LC: Do you think young people today are more politically aware than they perhaps used to be?

Paul: I think they definitely are, in the last couple of elections I would say people are a lot more interested in what’s going on. Between social media and the televised debates, I think a lot more people are trying to listen to older people and figure out what’s going on. They’re aware that they’ve been let down and there’s a shared disappointment there.

LC: What do you think makes a good performance poet?

Conrad: Truthfulness. I think you have to be true to yourself. And that’s what the work is about, it’s about the lives that we have lived and the things we’ve seen, and showing that without worrying about the comeback, because it’s an opinion which should be told.

Paul: I think it’s about truthfulness in physicality too, some performers don’t move around much, some do a lot, it’s about showing yourself and people will relate to that.

LC: This performance is part of Camden People’s Theatre ‘The State We’re In’ Festival, which coincides with the run up to the General Election. What would you like your audiences to take away from this performance?

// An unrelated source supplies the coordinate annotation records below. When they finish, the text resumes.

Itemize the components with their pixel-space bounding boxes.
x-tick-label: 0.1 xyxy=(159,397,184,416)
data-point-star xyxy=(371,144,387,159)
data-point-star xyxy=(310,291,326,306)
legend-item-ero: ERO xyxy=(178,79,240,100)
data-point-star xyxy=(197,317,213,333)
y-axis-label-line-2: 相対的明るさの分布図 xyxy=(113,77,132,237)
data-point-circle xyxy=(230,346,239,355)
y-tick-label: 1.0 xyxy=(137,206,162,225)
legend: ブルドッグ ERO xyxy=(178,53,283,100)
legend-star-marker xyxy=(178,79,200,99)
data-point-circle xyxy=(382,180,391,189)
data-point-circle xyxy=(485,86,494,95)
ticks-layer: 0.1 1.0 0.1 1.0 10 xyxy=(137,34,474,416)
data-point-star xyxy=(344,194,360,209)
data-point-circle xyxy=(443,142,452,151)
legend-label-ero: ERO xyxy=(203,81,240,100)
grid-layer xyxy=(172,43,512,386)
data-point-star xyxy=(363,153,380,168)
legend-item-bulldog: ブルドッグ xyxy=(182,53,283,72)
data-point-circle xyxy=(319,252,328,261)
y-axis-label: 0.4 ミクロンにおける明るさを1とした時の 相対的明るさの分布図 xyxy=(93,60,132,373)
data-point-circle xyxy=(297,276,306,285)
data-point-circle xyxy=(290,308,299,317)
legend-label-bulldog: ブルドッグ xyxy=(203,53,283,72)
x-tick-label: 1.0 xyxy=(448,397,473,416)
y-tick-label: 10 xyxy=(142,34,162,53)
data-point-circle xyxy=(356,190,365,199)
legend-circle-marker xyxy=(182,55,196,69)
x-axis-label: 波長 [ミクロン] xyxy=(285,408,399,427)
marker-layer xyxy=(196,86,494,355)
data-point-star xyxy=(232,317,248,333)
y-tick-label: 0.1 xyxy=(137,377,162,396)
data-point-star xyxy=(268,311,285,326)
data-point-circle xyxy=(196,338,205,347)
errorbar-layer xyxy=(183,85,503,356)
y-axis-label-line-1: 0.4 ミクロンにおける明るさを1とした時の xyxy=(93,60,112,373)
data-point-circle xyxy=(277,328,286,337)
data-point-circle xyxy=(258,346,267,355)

Conrad: I would like them to try and make a change, and be inspired to listen to what’s going on around them. Just sitting back and thinking that politics does nothing to your life is ridiculous. It affects everything in our lives, and we hope that by showing our audience the politics of people like them, who are just people, that they are compelled to want a change. If it makes them question how society has shifted in the last five years because of political action, then we’ll be quite happy. We want to be entertaining as well, but we also want them to vote! They have got to vote, life doesn’t just tick away, and there are decisions in motion that affect all of our lives.

Paul:We also hope to get some people into this theatre who perhaps wouldn’t go to a venue like this; get them in, show them a good show, give them everything Conrad’s just said and hopefully they’ll think ‘this theatre stuff’s alright, I didn’t think it was for people like me!’ Maybe then they’ll end up coming back and watching another show, and generally getting more involved with that side of the arts.